All true data, but cherry-picked data. The REAL MYTH is that high nominal tax rates seldom translated into high effective tax rates from tax loopholes in 1950s, 60s, 70s (also, most other taxes were regressive: property tax after shifting, sales, fees, payroll taxes (Social Security the most regressive public PENSION plan on Earth, and most other nations let short-life span, poor laborers retire at 55, not long-lived teachers and police "triple dippers"); every Academic research study found the NET IMPACT OF ALL GOV'T at most was Proportional (never progressive), since government contracting firms pay so well. Also, most capital gains are never taxed, but instead bequeathed as untaxed TRUST FUNDS, so most such U.S. wealth has never been taxed; meanwhile, these "locked in" unsold shares assure that inefficient CEOs are never fired (and only the U.S. allows stock buy-backs to inflate stock option value). And Economics was mastering how to fine tune the macro economy (JFK/Johnson flipping the yield curve stimulated investment and growth and Nixon coordinated Fiscal with Monetary Policy for the first time, Humphrey-Hawkins bill dealt with Phillips Curve new realities of supply shocks), internalized externalities of pollution and education, subsidized deficient local public services from bloated federal budgets, restrained hi-tech monopolies (IBM and Ma Bell) to restore real competition, risk-taking, innovation, and deregulated transportation, utilities, and professional services (doctors, lawyers, stock brokers, opticians, realtors, etc.) via Carter's entire cabinet of Economists.

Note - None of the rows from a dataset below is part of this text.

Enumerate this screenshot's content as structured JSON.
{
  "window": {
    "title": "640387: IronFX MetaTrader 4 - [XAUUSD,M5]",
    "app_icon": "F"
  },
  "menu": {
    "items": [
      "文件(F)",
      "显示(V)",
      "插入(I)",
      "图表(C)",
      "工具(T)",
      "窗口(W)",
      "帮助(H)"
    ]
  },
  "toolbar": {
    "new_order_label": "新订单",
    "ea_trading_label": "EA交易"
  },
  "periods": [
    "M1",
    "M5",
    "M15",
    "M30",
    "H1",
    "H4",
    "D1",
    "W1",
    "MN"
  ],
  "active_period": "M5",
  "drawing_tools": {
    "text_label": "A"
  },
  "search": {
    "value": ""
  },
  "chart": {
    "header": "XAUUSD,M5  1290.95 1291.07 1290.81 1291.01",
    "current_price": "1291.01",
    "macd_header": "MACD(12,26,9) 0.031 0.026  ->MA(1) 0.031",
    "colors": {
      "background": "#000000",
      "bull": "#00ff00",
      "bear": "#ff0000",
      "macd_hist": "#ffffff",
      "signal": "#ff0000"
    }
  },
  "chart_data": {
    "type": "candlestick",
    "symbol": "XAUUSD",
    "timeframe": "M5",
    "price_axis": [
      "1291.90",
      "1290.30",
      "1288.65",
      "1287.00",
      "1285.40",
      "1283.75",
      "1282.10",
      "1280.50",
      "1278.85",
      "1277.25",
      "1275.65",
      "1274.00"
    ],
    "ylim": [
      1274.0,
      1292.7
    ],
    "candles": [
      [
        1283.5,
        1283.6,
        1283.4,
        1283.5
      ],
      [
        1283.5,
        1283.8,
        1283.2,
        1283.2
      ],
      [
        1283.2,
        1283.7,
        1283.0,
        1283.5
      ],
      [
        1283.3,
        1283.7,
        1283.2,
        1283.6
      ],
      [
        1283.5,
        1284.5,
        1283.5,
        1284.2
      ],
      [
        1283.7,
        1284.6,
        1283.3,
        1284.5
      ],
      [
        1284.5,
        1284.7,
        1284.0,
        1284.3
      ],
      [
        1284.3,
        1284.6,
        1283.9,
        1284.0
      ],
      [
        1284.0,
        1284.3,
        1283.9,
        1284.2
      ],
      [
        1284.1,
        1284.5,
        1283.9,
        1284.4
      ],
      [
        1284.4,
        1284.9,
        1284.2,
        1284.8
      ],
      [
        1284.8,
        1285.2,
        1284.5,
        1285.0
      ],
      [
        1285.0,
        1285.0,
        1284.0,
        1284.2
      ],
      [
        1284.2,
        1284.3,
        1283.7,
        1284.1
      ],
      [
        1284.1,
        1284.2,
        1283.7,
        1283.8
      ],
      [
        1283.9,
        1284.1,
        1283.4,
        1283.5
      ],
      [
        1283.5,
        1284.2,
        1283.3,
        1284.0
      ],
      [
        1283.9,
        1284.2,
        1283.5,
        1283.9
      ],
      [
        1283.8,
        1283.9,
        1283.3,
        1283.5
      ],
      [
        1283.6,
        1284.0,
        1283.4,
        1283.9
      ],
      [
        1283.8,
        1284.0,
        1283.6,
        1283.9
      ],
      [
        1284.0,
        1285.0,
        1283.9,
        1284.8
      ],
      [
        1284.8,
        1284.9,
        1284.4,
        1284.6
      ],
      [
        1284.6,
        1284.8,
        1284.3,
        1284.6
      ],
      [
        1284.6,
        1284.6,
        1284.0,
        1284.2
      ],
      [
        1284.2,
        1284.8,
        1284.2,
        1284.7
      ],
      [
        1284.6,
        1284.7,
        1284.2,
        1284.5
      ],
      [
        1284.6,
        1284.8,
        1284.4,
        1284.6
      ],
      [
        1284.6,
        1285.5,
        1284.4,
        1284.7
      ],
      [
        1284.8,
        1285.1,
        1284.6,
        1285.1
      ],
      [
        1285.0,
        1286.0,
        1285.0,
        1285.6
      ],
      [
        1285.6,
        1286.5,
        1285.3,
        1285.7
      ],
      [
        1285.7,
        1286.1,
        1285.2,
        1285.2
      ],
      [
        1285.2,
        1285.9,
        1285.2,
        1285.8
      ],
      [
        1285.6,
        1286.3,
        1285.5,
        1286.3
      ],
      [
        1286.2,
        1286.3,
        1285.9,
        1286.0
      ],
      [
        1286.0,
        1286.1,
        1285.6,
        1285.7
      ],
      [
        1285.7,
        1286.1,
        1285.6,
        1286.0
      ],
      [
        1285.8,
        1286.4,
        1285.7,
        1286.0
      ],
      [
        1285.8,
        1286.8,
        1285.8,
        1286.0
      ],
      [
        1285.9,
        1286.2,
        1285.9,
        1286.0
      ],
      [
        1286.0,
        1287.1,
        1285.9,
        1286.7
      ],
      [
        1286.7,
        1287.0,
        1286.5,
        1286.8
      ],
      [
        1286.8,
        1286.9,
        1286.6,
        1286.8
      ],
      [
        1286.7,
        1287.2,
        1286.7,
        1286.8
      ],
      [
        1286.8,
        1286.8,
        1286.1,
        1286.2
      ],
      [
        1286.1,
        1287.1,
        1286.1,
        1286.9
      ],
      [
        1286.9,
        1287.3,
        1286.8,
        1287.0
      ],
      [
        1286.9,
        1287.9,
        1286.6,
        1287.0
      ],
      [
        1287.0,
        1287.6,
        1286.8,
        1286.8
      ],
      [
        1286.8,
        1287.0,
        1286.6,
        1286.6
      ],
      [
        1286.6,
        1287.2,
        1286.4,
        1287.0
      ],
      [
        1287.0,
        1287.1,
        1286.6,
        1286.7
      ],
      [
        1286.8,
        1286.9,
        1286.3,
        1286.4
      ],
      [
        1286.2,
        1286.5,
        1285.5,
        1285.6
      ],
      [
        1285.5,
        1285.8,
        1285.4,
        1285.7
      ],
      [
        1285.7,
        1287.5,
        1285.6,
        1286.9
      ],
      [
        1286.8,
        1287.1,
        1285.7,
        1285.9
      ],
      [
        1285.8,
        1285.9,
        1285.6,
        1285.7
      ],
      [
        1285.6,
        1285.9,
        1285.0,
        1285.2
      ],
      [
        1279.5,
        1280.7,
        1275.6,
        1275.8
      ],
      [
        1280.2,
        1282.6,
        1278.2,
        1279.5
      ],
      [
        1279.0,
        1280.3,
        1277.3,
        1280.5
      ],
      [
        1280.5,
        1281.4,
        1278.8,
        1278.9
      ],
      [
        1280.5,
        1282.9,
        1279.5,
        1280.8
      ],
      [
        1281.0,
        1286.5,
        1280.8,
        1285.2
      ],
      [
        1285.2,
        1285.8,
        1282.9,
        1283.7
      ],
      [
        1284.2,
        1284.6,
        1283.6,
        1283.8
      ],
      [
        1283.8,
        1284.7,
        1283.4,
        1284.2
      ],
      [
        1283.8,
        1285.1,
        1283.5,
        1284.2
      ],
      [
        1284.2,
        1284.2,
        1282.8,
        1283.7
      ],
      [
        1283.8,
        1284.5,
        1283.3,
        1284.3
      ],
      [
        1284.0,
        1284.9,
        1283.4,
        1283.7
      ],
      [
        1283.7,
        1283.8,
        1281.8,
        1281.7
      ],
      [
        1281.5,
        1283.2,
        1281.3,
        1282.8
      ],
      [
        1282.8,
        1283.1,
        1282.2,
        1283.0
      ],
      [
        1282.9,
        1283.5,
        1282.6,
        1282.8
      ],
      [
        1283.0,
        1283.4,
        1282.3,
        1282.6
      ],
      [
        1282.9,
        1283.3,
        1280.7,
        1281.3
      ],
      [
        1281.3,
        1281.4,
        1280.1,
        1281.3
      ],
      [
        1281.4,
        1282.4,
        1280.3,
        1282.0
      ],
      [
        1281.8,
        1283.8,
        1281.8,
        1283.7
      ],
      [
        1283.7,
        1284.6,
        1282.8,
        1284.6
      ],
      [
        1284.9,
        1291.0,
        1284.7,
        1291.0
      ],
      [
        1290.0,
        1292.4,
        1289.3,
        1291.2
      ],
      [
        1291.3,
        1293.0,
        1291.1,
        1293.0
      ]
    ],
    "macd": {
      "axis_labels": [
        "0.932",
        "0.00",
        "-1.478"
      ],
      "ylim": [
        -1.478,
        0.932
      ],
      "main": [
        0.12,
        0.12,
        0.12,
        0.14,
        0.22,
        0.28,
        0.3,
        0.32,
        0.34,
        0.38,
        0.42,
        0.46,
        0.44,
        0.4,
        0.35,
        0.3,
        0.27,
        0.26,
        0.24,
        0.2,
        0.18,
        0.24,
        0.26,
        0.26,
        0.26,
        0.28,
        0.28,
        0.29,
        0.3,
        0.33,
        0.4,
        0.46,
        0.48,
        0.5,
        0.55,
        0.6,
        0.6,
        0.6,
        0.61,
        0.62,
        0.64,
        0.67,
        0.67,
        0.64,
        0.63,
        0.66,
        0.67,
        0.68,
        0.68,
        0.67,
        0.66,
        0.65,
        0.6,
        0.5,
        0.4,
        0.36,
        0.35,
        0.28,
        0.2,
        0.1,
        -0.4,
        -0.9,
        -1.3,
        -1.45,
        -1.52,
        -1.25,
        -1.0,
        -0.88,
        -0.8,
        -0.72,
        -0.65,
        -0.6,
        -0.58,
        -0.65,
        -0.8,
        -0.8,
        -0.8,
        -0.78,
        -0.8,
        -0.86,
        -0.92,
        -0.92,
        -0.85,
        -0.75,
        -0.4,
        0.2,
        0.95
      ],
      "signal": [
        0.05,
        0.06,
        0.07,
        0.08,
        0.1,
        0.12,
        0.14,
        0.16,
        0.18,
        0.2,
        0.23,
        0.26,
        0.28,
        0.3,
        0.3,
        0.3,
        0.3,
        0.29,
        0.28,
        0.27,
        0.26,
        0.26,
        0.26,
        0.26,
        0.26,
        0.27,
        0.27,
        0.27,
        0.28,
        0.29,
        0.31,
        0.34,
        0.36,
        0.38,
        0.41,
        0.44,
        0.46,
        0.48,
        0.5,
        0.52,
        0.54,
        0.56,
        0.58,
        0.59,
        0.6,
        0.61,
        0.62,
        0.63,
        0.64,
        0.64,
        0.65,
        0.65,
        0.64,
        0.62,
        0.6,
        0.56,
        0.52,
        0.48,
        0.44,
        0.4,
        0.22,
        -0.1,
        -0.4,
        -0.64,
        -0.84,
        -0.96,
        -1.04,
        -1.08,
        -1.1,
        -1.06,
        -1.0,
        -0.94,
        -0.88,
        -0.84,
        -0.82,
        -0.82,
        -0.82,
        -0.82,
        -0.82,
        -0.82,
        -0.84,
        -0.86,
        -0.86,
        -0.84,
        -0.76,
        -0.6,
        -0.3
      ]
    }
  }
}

But once econ became ideological, policy disappeared from economics as far-right billionaires purchased New Classical School endowed chairs, think tanks, private granting groups, and took over academic journals. After 45 years of Reaganism's "public-policy can only make problems worse" mantra, the result was deregulations and defunding that gutted consumer, worker, and environmental protections from asymmetric information and monopoly advantages of big business, allowed to grow exponentially without antitrust enforcement. Four enormous tax cuts for the super rich quickly created the greatest wealth inequality in the industrialized world, enough multibillionaires and trillion dollar firms to buy (and rig) the government, a higher yield and lower risk "investment" than real investment!